Ransboro crossroads and church are now the focal points of Ransboro in the heart of the Coolera peninsula

Coolera, in Irish Cúil Irra, ‘the remote angle or corner’, was a centre for ritual activity by our farming ancestors in Neolithic times (4000-2500BC). They built one of Ireland’s four major passage tomb clusters at Carrowmore, a short distance away on the L3508 and at least 60 megalithic monuments are scattered around the peninsula. Above Ransboro on Knocknarea mountain is the cairn said to be the grave of Queen Maeve, a personification of the prehistoric goddess of landscape and sovereignty.

Below Knocknarea, on the north-facing slopes, the first modern church in Coolera was built in the late 18th century. The little church was so modest that the thatched roof was said to have been supported by the ribs of a whale.

It was built in an area where Catholics had met at a Mass rock for religious worship during the Penal days of the 17th and 18th centuries, when repressive laws had been enforced against Catholics and Protestant Dissenters. Tradition has it that when Mass was said there in the open air, a wren used to perch in a nearby hole or burrow above the altar. The name ‘Wren’s Burrow’ changed over time to Ransboro and gave the area its name.

In the 1820s, the thatched church was replaced by a stone building, now a private residence, and a small school was held also in the church. With the help of donations from the Church of Ireland parishioners of St John’s parish, the Catholic church was improved over the following years and a bell tower was added in 1856.

The mountain church was replaced by the modern church at Ransboro crossroads in 1964.

Ransboro was the scene of popular outcry on occasion. The transfer from Ransboro of a popular curate, Fr Peter O’Connor, in 1851 aroused great protests and his successor found the church doors nailed shut when he arrived to say Mass the following week.

People power came to the fore again in May 1886, when over 2,000 people came together at Red Gate to build a house for a family evicted from their farm holding. Led by the Knocknarea branch of the National Land League, which campaigned for rights for farming tenants, they laid the foundations on a Wednesday, built, roofed and thatched the two-room house on Thursday and completed the job at 17.30pm that day when they lit the kitchen fire.
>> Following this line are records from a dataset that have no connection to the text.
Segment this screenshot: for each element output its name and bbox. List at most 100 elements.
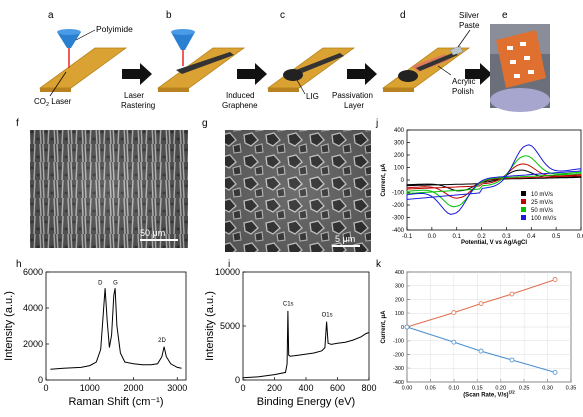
- y-tick-label-i: 5000: [220, 321, 240, 331]
- silver-label-2: Paste: [459, 21, 480, 30]
- x-tick-label-k: 0.10: [448, 386, 459, 392]
- peak-label-o1s: O1s: [322, 312, 333, 318]
- legend-swatch-2: [521, 207, 526, 212]
- x-tick-label-h: 3000: [167, 383, 187, 393]
- x-tick-label-h: 2000: [123, 383, 143, 393]
- panel-letter-j: j: [375, 118, 378, 129]
- y-axis-label-k: Current, μA: [381, 310, 387, 344]
- legend-swatch-0: [521, 191, 526, 196]
- photo-pad-1: [507, 46, 513, 50]
- x-tick-label-j: 0.1: [453, 234, 462, 240]
- y-tick-label-k: 300: [395, 284, 404, 290]
- y-tick-label-i: 0: [235, 375, 240, 385]
- y-axis-label-j: Current, μA: [381, 163, 387, 197]
- peak-label-2d: 2D: [158, 338, 166, 344]
- y-tick-label-j: -200: [392, 203, 405, 209]
- step-arrow-1: [122, 63, 152, 85]
- x-axis-label-i: Binding Energy (eV): [257, 396, 355, 408]
- panel-e-photo: e: [490, 10, 550, 112]
- panel-b: b: [156, 10, 246, 92]
- y-tick-label-h: 4000: [23, 303, 43, 313]
- step3-label-2: Layer: [344, 101, 364, 110]
- x-tick-label-j: 0.4: [527, 234, 536, 240]
- panel-c: c LIG: [266, 10, 356, 101]
- peak-label-d: D: [98, 281, 103, 287]
- x-tick-label-k: 0.00: [402, 386, 413, 392]
- scale-label-f: 50 μm: [140, 228, 165, 238]
- y-tick-label-k: -400: [393, 380, 404, 386]
- plot-frame-h: [45, 271, 187, 381]
- step-arrow-4: [465, 63, 492, 85]
- y-tick-label-i: 10000: [215, 267, 240, 277]
- cv-series-3: [406, 144, 582, 215]
- co2-laser-label: CO2 Laser: [34, 97, 72, 108]
- panel-letter-d: d: [400, 10, 406, 21]
- y-tick-label-j: 400: [394, 128, 405, 134]
- y-tick-label-k: 400: [395, 270, 404, 276]
- acrylic-label-2: Polish: [452, 87, 474, 96]
- legend-swatch-1: [521, 199, 526, 204]
- data-point-0: [552, 277, 558, 282]
- legend-label-3: 100 mV/s: [531, 216, 556, 222]
- x-tick-label-k: 0.15: [472, 386, 483, 392]
- x-axis-label-sup: 1/2: [509, 390, 516, 395]
- substrate-edge-c: [268, 88, 299, 92]
- x-tick-label-j: 0.5: [552, 234, 561, 240]
- legend-label-0: 10 mV/s: [531, 192, 553, 198]
- silver-paste-pad: [449, 45, 464, 56]
- lig-leader: [296, 79, 306, 95]
- y-tick-label-j: 300: [394, 141, 405, 147]
- silver-leader: [457, 29, 471, 48]
- acrylic-label-1: Acrylic: [452, 77, 476, 86]
- y-tick-label-h: 0: [38, 375, 43, 385]
- polyimide-substrate: [38, 47, 128, 89]
- x-tick-label-k: 0.35: [566, 386, 577, 392]
- legend-swatch-3: [521, 215, 526, 220]
- photo-pad-6: [528, 70, 534, 74]
- y-tick-label-j: 200: [394, 153, 405, 159]
- x-tick-label-k: 0.30: [542, 386, 553, 392]
- x-tick-label-j: 0.2: [477, 234, 486, 240]
- panel-letter-g: g: [202, 118, 208, 129]
- y-tick-label-j: 100: [394, 166, 405, 172]
- step-arrow-2: [237, 63, 267, 85]
- x-tick-label-i: 800: [361, 383, 376, 393]
- silver-label-1: Silver: [459, 11, 479, 20]
- step-arrow-3: [347, 63, 377, 85]
- x-tick-label-i: 200: [267, 383, 282, 393]
- polyimide-leader: [75, 29, 96, 41]
- panel-letter-e: e: [502, 10, 508, 21]
- y-tick-label-k: 0: [401, 325, 404, 331]
- x-tick-label-j: 0.6: [577, 234, 583, 240]
- x-tick-label-i: 600: [330, 383, 345, 393]
- substrate-edge: [40, 88, 71, 92]
- photo-glove: [490, 88, 550, 112]
- graphene-track-b: [176, 52, 234, 74]
- x-axis-label-j: Potential, V vs Ag/AgCl: [461, 240, 527, 246]
- y-tick-label-h: 2000: [23, 339, 43, 349]
- x-tick-label-k: 0.25: [519, 386, 530, 392]
- x-tick-label-k: 0.20: [495, 386, 506, 392]
- y-tick-label-j: -300: [392, 216, 405, 222]
- laser-head-icon-b: [171, 32, 195, 50]
- panel-letter-c: c: [280, 10, 285, 21]
- data-point-1: [404, 324, 410, 330]
- plot-frame-i: [242, 271, 370, 381]
- data-point-0: [509, 291, 515, 297]
- laser-head-top-b: [171, 29, 195, 35]
- step1-label-2: Rastering: [121, 101, 155, 110]
- step1-label-1: Laser: [124, 91, 144, 100]
- panel-a: a Polyimide CO2 Laser: [34, 10, 133, 108]
- y-tick-label-k: -200: [393, 352, 404, 358]
- electrode-d: [398, 70, 418, 82]
- data-point-1: [451, 339, 457, 345]
- sem-shading-g: [225, 130, 371, 252]
- legend-label-2: 50 mV/s: [531, 208, 553, 214]
- data-point-0: [451, 310, 457, 315]
- y-tick-label-h: 6000: [23, 267, 43, 277]
- scale-label-g: 5 μm: [335, 234, 355, 244]
- sem-shading-f: [30, 130, 188, 248]
- y-tick-label-j: 0: [401, 178, 405, 184]
- x-tick-label-j: 0.0: [428, 234, 437, 240]
- y-tick-label-k: -300: [393, 366, 404, 372]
The family lived there for 20 years until they secured a farm holding at nearby Primrose Grange, with the support of local tenant farmers. The Land League House was occupied until the 1950s until the last family left and the house fell into ruin. Redgate is beside the modern roundabout on the L3508 and the roundabout is known as Redgate crossroads.

The Coolera Peninsula originally consisted of the three parishes of Kilmacowen, Killaspugbrone and St John in the Barony of Tireragh. Ransboro holds two of the three historic Christian church sites on the peninsula, Kilmacowen church and graveyard, which date originally to the 6th century AD, and Templenabree on the L7520 near Ballisodare Bay, which is now in ruins. It is believed Templenabree is not as old as Kilmacowen church but belonged to a community of nuns from around the 13th century. The name Templenabree, in Irish Teampull na Brúigh, means ‘the church of the sea marsh’ but it also was called Temple na Galliagh Doo on old maps, ‘the church of the black-robed nuns’. The third site is Killaspugbrone near Strandhill.

FROM HERE YOU CAN:

  1. Visit Carrowmore megalithic monuments and their interpretive centre on the L3508.
  2. Walk the shore of Ballisodare Bay at Kellystown and gaze across at the scenic Ox Mountains (L7520).
  3. Visit peaceful Kilmacowen church and graveyard, which date back to the 6th century AD (L7509).

Take happy memories with you but leave no litter and respect the ancient monuments. Watch out for other walkers and traffic.